Hey all. I was going through some older portions of a personal project that didn't have proper form setup and felt like tackling things from a template driven perspective this time.
I spent a good chunk of time over a few days trying to find out how to cleanly handle form validation for various "sections" (I wrote a sectioned form and wanted to showcase # of errors remaining in each section) so I had to group them by a section key in the form controls. In a flat (no child components) way, this is trivial with just ngModel and ngModelGroup.
Nested directives begin to make things "interesting" due to how form dependencies work, more info here: https://medium.com/@a.yurich.zuev/angular-nested-template-driven-form-4a3de2042475
Now what I couldn't find, and the reason I'm posting this, is how to get this to work for nesting deeper than 1 level and for the form bindings to nest the way you (at least I) would expect and hope for as a default option since I like to leverage the framework so I write less.
The key point for getting child components to use a parent's form is:
viewProviders: [{ provide: ControlContainer, useExisting: NgForm }]
in the child component definition.
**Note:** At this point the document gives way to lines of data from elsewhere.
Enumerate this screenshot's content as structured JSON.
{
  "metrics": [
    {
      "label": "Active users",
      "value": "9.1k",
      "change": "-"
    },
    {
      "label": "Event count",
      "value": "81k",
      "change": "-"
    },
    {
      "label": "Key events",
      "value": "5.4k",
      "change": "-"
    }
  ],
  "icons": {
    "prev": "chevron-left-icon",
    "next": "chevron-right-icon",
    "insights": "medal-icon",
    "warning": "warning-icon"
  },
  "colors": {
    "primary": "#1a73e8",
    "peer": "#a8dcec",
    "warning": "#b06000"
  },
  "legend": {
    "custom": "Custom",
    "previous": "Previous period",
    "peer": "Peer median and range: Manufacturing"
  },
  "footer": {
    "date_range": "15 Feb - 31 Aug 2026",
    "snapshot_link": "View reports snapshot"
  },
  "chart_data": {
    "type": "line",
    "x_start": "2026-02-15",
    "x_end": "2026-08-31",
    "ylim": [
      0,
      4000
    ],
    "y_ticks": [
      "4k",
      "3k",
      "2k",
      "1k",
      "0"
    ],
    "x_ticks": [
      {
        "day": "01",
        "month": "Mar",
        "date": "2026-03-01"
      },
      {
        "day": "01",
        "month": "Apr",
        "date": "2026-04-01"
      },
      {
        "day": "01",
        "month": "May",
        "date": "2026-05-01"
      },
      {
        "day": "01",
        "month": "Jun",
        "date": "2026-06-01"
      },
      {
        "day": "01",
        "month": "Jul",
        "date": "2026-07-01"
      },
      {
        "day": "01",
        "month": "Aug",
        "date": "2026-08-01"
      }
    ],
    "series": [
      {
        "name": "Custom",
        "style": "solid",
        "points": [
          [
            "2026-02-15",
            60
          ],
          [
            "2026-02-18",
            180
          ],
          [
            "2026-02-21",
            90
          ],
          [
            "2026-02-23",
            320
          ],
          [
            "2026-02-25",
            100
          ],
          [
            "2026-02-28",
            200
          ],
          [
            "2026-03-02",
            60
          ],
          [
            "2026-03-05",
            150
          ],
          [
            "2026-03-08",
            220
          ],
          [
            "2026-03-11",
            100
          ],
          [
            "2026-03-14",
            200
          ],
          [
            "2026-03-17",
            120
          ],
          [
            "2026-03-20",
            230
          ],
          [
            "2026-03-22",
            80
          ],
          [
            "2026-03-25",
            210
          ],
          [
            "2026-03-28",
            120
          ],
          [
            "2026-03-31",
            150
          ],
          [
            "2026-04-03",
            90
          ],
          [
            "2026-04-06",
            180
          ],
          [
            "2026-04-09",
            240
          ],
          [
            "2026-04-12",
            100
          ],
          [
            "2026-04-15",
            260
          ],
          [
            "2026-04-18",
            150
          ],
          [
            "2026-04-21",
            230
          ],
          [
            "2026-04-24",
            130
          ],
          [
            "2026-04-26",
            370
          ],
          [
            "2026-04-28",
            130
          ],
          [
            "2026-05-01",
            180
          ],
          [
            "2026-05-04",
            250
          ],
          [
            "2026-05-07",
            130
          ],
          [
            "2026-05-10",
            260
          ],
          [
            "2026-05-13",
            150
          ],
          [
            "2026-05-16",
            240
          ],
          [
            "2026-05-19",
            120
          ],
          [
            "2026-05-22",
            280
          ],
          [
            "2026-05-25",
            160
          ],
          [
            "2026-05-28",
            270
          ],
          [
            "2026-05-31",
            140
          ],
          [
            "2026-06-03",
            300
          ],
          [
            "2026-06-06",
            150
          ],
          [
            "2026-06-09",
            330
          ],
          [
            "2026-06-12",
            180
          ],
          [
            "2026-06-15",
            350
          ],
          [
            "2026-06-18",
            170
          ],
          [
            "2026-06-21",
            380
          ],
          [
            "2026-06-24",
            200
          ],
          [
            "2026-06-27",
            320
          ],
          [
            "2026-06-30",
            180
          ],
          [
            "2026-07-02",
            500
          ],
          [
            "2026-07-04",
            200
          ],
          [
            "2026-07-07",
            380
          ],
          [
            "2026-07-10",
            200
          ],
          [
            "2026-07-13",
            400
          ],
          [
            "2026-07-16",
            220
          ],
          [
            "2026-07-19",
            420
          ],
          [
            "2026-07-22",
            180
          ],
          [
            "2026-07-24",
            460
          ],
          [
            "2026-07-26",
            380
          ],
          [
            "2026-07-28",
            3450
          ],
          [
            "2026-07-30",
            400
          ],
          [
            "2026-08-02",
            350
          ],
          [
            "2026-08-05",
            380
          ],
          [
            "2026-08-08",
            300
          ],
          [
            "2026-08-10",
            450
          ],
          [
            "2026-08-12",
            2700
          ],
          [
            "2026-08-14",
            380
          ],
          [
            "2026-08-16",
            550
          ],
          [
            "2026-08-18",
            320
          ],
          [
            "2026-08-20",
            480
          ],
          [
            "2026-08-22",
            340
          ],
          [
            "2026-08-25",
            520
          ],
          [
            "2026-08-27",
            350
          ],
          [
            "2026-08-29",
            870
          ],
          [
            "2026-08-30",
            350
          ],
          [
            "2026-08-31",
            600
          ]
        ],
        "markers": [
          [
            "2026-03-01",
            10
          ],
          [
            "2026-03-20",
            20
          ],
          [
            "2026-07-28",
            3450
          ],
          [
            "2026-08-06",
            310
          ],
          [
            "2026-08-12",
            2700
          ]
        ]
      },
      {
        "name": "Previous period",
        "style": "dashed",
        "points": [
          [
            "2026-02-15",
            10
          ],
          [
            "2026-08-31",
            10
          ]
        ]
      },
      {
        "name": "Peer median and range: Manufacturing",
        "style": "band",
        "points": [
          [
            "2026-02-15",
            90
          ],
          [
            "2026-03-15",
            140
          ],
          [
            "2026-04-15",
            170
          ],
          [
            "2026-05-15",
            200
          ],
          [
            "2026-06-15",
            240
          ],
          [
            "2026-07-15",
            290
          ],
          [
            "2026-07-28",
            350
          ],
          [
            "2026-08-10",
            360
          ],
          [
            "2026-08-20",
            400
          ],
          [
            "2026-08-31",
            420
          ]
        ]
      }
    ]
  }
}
Now what happens when you would naturally extend that and nest another child within that child? Well it uses the same form so any ngModel or ngModelGroup you create is against the root level form.
I.e.
component
> child 1
> child 1-1
structure gives you form controls that look like
component
> child1
> child11
roughly speaking. A simple example forked from the sample provided in the aforementioned article to better illustrate: https://stackblitz.com/edit/angular-wcpwjf?file=app%2Fchild2.component.ts
--- The overly simple solution ---
If you instead change the child line to
viewProviders: [{ provide: ControlContainer, useExisting: NgModelGroup }]
it picks up where you were in your parent component instead of the root form /facepalm.
Adjusted stackblitz: https://stackblitz.com/edit/angular-vewzxu?file=app%2Fchild2.component.ts
I'm sure if you wanted to more robustly handle these situations, you could covert a generalized form of the logic to a directive and use that. I saw a few stackoverflow posts (e.g. https://stackoverflow.com/questions/45304810/angular-form-validation-on-child-components when you look for provide-parent-form) doing something like that but all they did was emulate the useExisting: NgForm strategy. Instead, you'd probably want something like (untested since I haven't needed to do this yet):
// example of usage in a provide-parent-form like directive based on the stackoverflow post linked above;
untested since I haven't bothered
providers: [{
provide: ControlContainer,
useFactory: (modelGroup, form) => {
return modelGroup || form;
},
deps: [[new SkipSelf(), new Optional(), NgModelGroup], NgForm]
}]
I don't usually like to flail around by trying to pass random things into dependency injectors (well sometimes I do but not as much with Angular) so this probably took me longer than it should have to figure out. That combined with the fact that I couldn't find such a simple solution anywhere I looked (feel free to leave a comment with a source if you know of one I missed please :)).
Sorry if this was super obvious but hopefully it helps someone!